If she is allowed to stay, can she enforce a claim to have the stairs repaired under the terms of the accommodation agreement?
Issue
Mary is in a tenancy agreement or arrangement with Mr and Mrs Smith. Mary is employees by the smiths as a housekeeper and is given a stable block which is part of the employment package. She pays rents and meets other obligation to the rented space. In the course of her stay, a staircase becomes defective and asks request Mr Smith for it to be repaired. Mr Smith agrees to repair it but keep on forgetting till his death. Therefore, the question arises if her daughter who takes control of the property can be legally compelled to repair the staircase.
Rule
Legally, the landlord has the duty to make repairs and maintenances of their property (Garner and Firth, 2010). It is the responsibility of the landlord to ensure that his tenants live in a habitable property and thus they need to make regular repairs and maintenances.
Analysis
Landlords need to ensure that their property observes the building codes to ensure that they are habitable. This rule means that the landlord needs to correct defects within their premises but conducting repairs and maintenances. The landlord has a duty to ensure that general building safety is enhanced, plumbing inspections, electrical inspections and fire inspections. Additionally, the repairs and maintenances within the property need to be reasonable and are those on the landlord side. This approach ensures that tenants are comfortable and safe in the landlord property as it is appropriately habitable
Conclusion
It is appropriate for Mary to enforce the repair and maintenances of the staircase as it lies within the duties and obligations of the landlord. The tenant needs to live in a habitable environment where basic amenities are in supply and their safety is prioritized. The fact that the defective staircase has made her shift rooms means that the environment is not habitable. Additionally, Mr Smith was committed to making repairs before he died and thus his daughter who runs the property should follow suit. Therefore, it is the right of Mary as a tenant to have the staircase repaired to its proper shape.
Conclusion
Lease and license agreements give different rights and obligations to both the tenant and the landlord. Therefore, tenants and landlord need to establish if they are in a license or lease agreement to know their rights and agreements in the contract. In this regard, Mary had entered into a lease agreement with the Smiths as she had exclusive rights over the property as long as she maintained the set conditions. Consequently, Mary has a right to claim the estoppel proprietary after the death of the smith as their daughter was misrepresenting facts and disregarding the earlier made agreement. Finally, Mary has a right to have the staircase repaired as it is the duty and responsibility of the landlord to ensure his premises is habitable.

References
Bogusz, B., & Sexton, R. (2019). Complete Land Law: Text, Cases, and Materials. Complete.

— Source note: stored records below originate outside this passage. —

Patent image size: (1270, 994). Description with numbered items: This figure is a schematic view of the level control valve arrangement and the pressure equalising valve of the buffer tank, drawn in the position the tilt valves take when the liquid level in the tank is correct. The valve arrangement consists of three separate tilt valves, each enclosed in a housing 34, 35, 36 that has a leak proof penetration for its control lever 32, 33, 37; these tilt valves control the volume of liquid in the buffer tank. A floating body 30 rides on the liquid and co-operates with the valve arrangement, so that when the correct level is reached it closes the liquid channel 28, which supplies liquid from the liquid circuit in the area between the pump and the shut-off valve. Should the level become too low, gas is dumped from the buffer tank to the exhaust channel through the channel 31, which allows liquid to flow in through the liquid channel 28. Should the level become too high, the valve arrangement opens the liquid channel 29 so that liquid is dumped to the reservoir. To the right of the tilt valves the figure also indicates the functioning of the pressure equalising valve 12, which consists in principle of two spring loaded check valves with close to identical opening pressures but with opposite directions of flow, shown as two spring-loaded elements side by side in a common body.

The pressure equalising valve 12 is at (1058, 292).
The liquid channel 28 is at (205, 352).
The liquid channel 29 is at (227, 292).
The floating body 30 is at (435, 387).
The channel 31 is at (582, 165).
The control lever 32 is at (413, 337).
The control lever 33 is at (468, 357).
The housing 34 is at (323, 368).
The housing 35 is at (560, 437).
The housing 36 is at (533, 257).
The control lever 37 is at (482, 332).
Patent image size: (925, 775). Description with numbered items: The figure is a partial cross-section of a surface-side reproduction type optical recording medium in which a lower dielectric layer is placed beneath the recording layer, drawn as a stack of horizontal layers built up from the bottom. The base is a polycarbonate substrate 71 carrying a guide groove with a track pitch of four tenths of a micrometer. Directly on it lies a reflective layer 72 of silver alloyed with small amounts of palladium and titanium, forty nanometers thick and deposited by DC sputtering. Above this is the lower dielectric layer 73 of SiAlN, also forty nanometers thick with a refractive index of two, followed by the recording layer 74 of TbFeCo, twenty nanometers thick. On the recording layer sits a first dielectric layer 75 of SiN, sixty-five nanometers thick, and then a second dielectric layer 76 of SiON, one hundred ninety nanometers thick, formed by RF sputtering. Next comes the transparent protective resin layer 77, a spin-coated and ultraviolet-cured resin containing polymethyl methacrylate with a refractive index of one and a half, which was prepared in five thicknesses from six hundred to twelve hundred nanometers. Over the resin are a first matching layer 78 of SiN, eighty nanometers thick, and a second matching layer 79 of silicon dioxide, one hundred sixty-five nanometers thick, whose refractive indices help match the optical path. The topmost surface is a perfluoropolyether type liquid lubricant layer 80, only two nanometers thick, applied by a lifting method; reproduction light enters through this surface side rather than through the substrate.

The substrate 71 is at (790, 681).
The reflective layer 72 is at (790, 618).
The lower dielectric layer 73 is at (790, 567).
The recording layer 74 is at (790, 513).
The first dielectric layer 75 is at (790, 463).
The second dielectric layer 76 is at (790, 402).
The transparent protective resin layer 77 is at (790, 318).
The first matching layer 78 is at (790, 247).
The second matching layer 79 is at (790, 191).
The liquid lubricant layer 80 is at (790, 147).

Bright, S. (2006). Street v Mountford Revisited. Susan Bright, LANDLORD AND TENANT LAW: PAST, PRESENT, AND FUTURE, Hart Publishing.
Baker, S. (2019). To Lease or License: That Is the Question. Ct. Uncourt, 6, 2.
Bright, S., & McFARLANE, B. E. N. (2005). Proprietary estoppel and property rights. The Cambridge Law Journal, 64(2), 449-480.
Crosby, N., Gibson, V., & Murdoch, S. (2003). UK commercial property lease structures: landlord and tenant mismatch. Urban Studies, 40(8), 1487-1516.
Garner, S., & Frith, A. (2010). A practical approach to landlord and tenant. Oxford University Press.